Наши солдаты вооружены великолепными затворными ружьями chassepot [43], что стреляют на шестнадцать сотен ярдов. Подумать только! У солдат первого Наполеона, завоевателя Йены, имелись гладкоствольные беззатворные мушкеты, едва выбивавшие пятьдесят ярдов! Наши ружья гораздо совершеннее даже прусских игольчатых ружей, поставивших Австрию на колени. Почему мы сидим и бездельничаем? Я замечаю внезапное движение в лесу, оказалось – зверь, может, олень.
***
Трудно стряхнуть с себя эту апатию. Синий воздух, тень шара течет по древесным кронам. И снова это желание – не желание, но порыв – не порыв, а скорее картинка, ленивый образ, порождение тишины и синевы воздуха. Неужто я так глубоко ранен? Уступать нельзя. И все-таки – жить наверху – плывущий человек, гражданин воздуха… конечно, это осуществимо. Время от времени снижаться над картофельным полем или сливовым садом – корзина зависает над якорем; потом по веревочной лестнице взбираться назад в мой воздушный дом и – прочь в неосязаемые сферы.
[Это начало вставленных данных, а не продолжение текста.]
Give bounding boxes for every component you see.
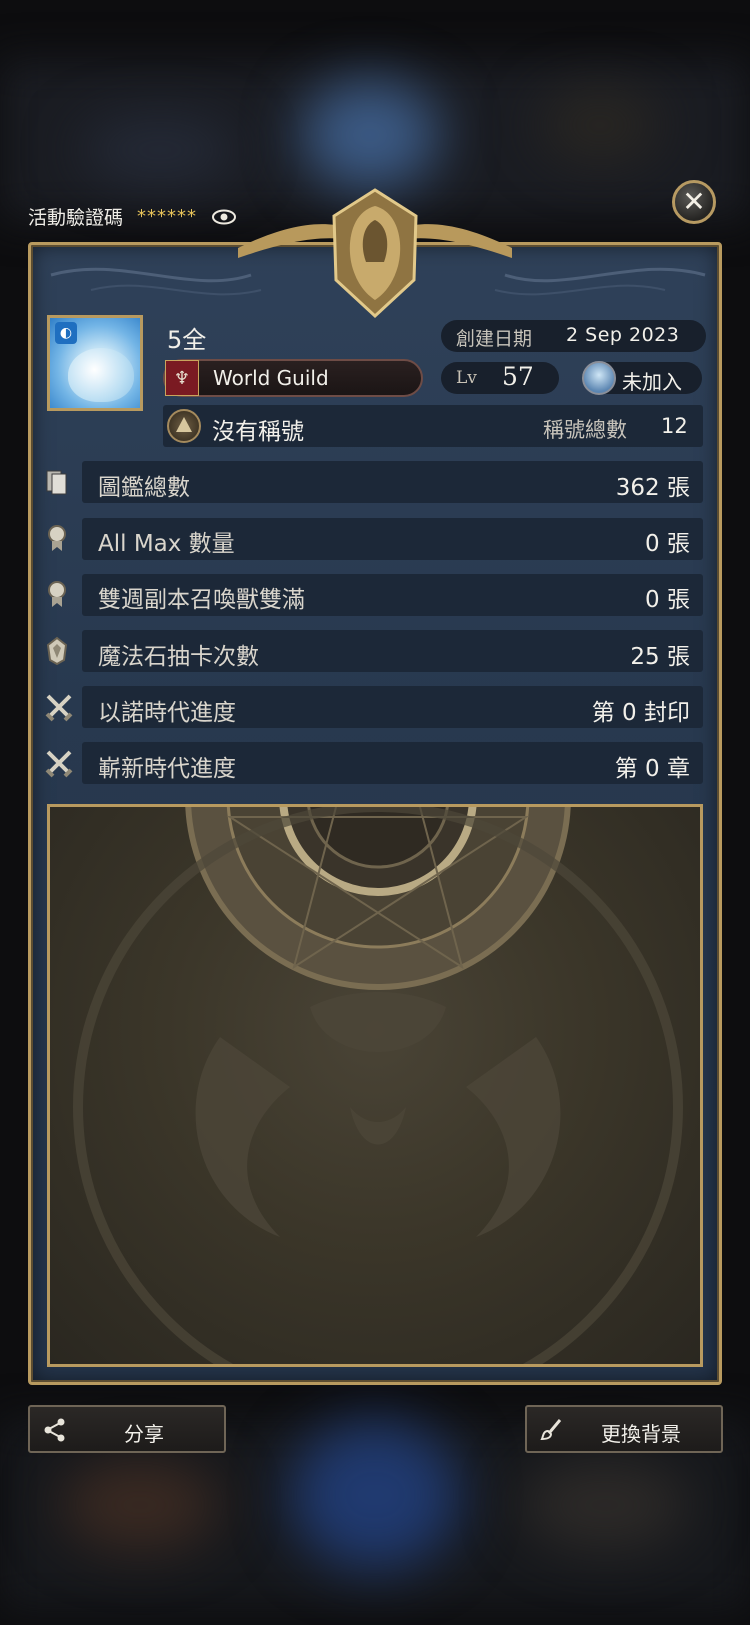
owl-guild-icon: ♆: [165, 360, 199, 396]
element-badge-icon: ◐: [55, 322, 77, 344]
join-status-icon: [582, 361, 616, 395]
stone-icon: [46, 636, 68, 666]
background-preview[interactable]: [47, 804, 703, 1367]
stat-label: 魔法石抽卡次數: [98, 644, 259, 670]
created-date-value: 2 Sep 2023: [566, 324, 680, 346]
player-name: 5全: [167, 326, 207, 354]
slime-portrait: [68, 348, 134, 402]
change-background-label: 更換背景: [601, 1422, 681, 1446]
stat-value: 25 張: [630, 644, 690, 670]
crossed-swords-icon: [45, 694, 73, 722]
title-text: 沒有稱號: [212, 419, 304, 445]
stat-value: 362 張: [615, 475, 690, 501]
stat-label: All Max 數量: [98, 531, 235, 557]
stat-value: 0 張: [645, 587, 690, 613]
created-date-label: 創建日期: [456, 328, 533, 350]
stat-label: 雙週副本召喚獸雙滿: [98, 587, 305, 613]
title-count-value: 12: [661, 414, 688, 438]
stat-value: 第 0 封印: [591, 700, 690, 726]
level-value: 57: [502, 362, 534, 391]
change-background-button[interactable]: 更換背景: [525, 1405, 723, 1453]
ornate-background-art: [73, 807, 683, 1364]
level-label: Lv: [456, 368, 477, 388]
eye-icon[interactable]: [211, 208, 237, 226]
stat-value: 0 張: [645, 531, 690, 557]
close-icon[interactable]: ✕: [672, 180, 716, 224]
share-icon: [44, 1418, 65, 1442]
join-status-label: 未加入: [622, 370, 682, 394]
brush-icon: [540, 1419, 562, 1441]
medal-icon: [48, 525, 66, 551]
stat-label: 圖鑑總數: [98, 475, 190, 501]
share-button[interactable]: 分享: [28, 1405, 226, 1453]
event-code-label: 活動驗證碼: [28, 207, 124, 229]
hooded-figure-crest-icon: [238, 188, 512, 319]
stat-label: 以諾時代進度: [98, 700, 236, 726]
share-button-label: 分享: [124, 1422, 164, 1446]
guild-name: World Guild: [213, 366, 329, 390]
medal-icon: [48, 581, 66, 607]
title-count-label: 稱號總數: [543, 418, 627, 442]
stat-value: 第 0 章: [614, 756, 690, 782]
stat-label: 嶄新時代進度: [98, 756, 236, 782]
avatar[interactable]: ◐: [47, 315, 143, 411]
crossed-swords-icon: [45, 750, 73, 778]
event-code-value: ******: [137, 206, 198, 227]
title-emblem-icon: [167, 409, 201, 443]
cards-icon: [46, 470, 67, 495]
event-code-row: 活動驗證碼 ******: [28, 203, 237, 230]
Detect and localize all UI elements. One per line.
Совсем несложно построить более цивилизованную корзину, с местом для сна, с крышей от дождя и снега; с книгами; запасами продуктов; письменными принадлежностями; ружьем; телескопом; попугаем в клетке для компании – плавучий остров; подвижное гнездо; путешествовать по миру над сменяющими друг друга декорациями; моря в барашках и джунгли обезьяньей болтовни; мерцающие льдистые горы севера; моя постель плывет по синим небесным озерам; никогда не возвращаться; мечта детства.
***
Можно столкнуть Валлара через край. Одного быстрого движения хватит. Он быстро полетит, все время кувыркаясь. Несчастный случай. Вдруг потеряв вес, шар рванется вверх, но я потяну за шнур клапана – спокойно. Один поплыву по небу. Прочь от всего. Это возможно.
***
Такая мысль… Неужели я – больше не я? Атмосфера обесчеловечила меня? С ума сведен небом! И теперь – внезапная перемена – корзина наполняет меня отвращением; веревка; якорь; рука, холодной клешней стискивающая борт; мне невыносимо здесь находиться; это путешествие; это парение наверху; бесчеловечное небо; вниз, посмотри вниз; кожу покалывает, и я думаю: прыгнуть, ощутить в волосах вихрь, нырнуть в ветреную стремнину, почувствовать удар о дерево; сладкую боль; штык в горле; поток крови; удар земли; что угодно, только не это.
***
Неожиданно мы влетаем в плотный туманный водоворот. Валлар, что стоит в полушаге от меня, превращается в привидение. Шар над головой пропадает. Стираются стропы тормоза, тянущиеся в дымку. Облака уплотняются; моя ладонь исчезает. Я сам себя не вижу. В мире не осталось ничего, кроме холодной, сырой, безжизненной, пустой серости и борта корзины, что кусает стиснутые руки.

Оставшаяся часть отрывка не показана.